Comparing GC and Field LMXBs in Elliptical Galaxies with deep Chandra and Hubble data

(abridged) We present a statistical study of the low-mass X-ray binary (LMXB) populations of three nearby, old elliptical galaxies: NGC 3379, NGC 4278, and NGC 4697. With a cumulative ~1 Ms Chandra ACIS observing time, we detect 90-170 LMXBs within the D25 ellipse of each galaxy. Cross-correlating Chandra X-ray sources and HST optical sources, we identify 75 globular cluster (GC) LMXBs and 112 field LMXBs. In the low luminosity range allowed by our deeper data (LX < 5 x 1037 erg s-1), we find a significant relative lack of GC-LMXBs, when compared with field sources. Using the co-added sample from the three galaxies, we find that the incompleteness-corrected X-ray luminosity functions (XLFs) of GC and field LMXBs differ at ~4# significance at LX < 5 x 1037 erg s-1. As previously reported, these XLFs are consistent at higher luminosities. Our observations may indicate a potential predominance of GC-LMXBs with donors evolved beyond the main sequence, when compared to current models, but their efficient formation requires relatively high initial binary fractions in clusters. The field LMXB XLF can be fitted with either a single power-law model plus a localized excess at a luminosity of 5-6 x 1037 erg s-1, or a broken power-law with a similar low-luminosity break. This XLF may be explained with NS-red-giant LMXBs, contributing to ~15% of total LMXBs population at ~5x1037 erg s-1. The difference in the GC and field XLFs is consistent with different origins and/or evolutionary paths between the two LMXB populations, although a fraction of the field sources are likely to have originated in GCs.

💡 Research Summary

This paper presents a comprehensive statistical study of low‑mass X‑ray binaries (LMXBs) in three nearby, old elliptical galaxies—NGC 3379, NGC 4278, and NGC 4697—using a combined exposure of roughly one megasecond with the Chandra ACIS instrument and deep optical imaging from the Hubble Space Telescope. The authors detect between 90 and 170 X‑ray sources within the D25 isophotal ellipse of each galaxy, yielding a total sample of 187 LMXBs after careful source validation. By cross‑matching the Chandra positions with HST catalogues and applying stringent color‑magnitude criteria, they identify 75 LMXBs that are spatially coincident with confirmed globular clusters (GC‑LMXBs) and 112 that reside in the field (field‑LMXBs).

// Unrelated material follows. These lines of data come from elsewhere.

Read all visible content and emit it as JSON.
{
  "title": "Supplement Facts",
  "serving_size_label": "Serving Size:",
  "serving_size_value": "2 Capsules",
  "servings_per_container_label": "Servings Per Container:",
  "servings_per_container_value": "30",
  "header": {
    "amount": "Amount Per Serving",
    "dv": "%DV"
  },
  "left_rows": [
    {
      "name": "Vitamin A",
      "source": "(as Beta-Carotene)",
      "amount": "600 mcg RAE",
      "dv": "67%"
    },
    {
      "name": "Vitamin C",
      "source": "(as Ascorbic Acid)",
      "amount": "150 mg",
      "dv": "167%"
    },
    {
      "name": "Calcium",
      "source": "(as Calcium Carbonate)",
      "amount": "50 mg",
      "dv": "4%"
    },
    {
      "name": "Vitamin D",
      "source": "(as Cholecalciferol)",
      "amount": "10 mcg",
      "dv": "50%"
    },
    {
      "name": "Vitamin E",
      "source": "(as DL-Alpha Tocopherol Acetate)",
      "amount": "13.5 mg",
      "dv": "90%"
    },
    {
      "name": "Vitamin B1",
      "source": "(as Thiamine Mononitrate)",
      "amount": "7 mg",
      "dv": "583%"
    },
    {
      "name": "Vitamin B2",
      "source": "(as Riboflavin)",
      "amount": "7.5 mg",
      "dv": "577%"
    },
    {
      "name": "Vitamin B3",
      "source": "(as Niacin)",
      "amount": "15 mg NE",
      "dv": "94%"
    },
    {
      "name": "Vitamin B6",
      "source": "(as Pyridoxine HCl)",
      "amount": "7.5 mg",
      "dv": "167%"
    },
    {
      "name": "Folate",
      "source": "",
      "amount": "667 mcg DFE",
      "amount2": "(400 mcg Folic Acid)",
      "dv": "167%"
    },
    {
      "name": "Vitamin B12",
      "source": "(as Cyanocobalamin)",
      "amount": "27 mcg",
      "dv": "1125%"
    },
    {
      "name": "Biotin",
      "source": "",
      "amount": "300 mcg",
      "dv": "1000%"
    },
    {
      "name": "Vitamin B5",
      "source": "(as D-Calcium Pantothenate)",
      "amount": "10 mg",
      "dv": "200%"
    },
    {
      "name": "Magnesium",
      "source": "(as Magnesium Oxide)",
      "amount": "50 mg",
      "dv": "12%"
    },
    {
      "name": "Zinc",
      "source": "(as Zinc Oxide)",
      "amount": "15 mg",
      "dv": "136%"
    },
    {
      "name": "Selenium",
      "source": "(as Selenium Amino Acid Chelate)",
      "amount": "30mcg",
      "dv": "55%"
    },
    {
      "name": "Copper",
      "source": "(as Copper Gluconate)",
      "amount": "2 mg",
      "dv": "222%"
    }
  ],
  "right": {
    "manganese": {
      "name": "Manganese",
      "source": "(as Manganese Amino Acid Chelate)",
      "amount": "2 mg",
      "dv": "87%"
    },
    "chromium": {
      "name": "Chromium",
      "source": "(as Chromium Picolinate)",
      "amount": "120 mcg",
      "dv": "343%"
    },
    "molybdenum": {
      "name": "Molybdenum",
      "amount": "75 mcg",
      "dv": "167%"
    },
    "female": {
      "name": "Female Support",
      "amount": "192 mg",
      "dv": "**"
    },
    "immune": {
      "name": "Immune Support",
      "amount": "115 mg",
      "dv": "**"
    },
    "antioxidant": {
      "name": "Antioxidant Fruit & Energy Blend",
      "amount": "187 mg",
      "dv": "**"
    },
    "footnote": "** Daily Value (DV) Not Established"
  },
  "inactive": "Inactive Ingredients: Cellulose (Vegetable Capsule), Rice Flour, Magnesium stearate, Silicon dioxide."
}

The central focus of the analysis is the X‑ray luminosity function (XLF) of the two sub‑populations. In the low‑luminosity regime (L_X < 5 × 10³⁷ erg s⁻¹), the authors find a pronounced deficit of GC‑LMXBs relative to field sources. When the three galaxies are co‑added, the incompleteness‑corrected XLFs differ at approximately the 4σ level, indicating a statistically robust separation. By contrast, at higher luminosities (L_X > 5 × 10³⁷ erg s⁻¹) the XLFs of GC and field LMXBs are indistinguishable, reproducing earlier findings that bright LMXBs form efficiently in both environments.

To model the field XLF, the authors explore two viable descriptions: (1) a single power‑law with a localized excess around 5–6 × 10³⁷ erg s⁻¹, and (2) a broken power‑law featuring a low‑luminosity break near the same value. The excess can be interpreted as a contribution from neutron‑star–red‑giant (NS‑RG) binaries, which the authors estimate account for roughly 15 % of the total LMXB population at the break luminosity. The paucity of low‑luminosity GC‑LMXBs, on the other hand, suggests that binaries formed in globular clusters preferentially involve donors that have evolved beyond the main sequence. Such a demographic requires a relatively high initial binary fraction within clusters and efficient dynamical processes (exchange encounters, tidal captures) to assemble and retain these systems.

The paper also discusses the possibility that a fraction of field LMXBs originated in globular clusters and were subsequently ejected, a scenario supported by dynamical simulations of cluster evolution. The authors correct for detection incompleteness, account for distance and metallicity variations among the galaxies, and convert count rates to luminosities using consistent spectral assumptions, thereby ensuring that the observed differences are intrinsic rather than artefacts of observational bias.

Overall, the study provides compelling evidence that GC‑LMXBs and field‑LMXBs have distinct formation histories and evolutionary pathways, especially at low X‑ray luminosities. The results underscore the importance of dense stellar environments in shaping binary evolution and motivate further deep X‑ray surveys combined with high‑resolution optical spectroscopy to characterize donor stars and refine theoretical models of LMXB production in both globular clusters and galactic fields.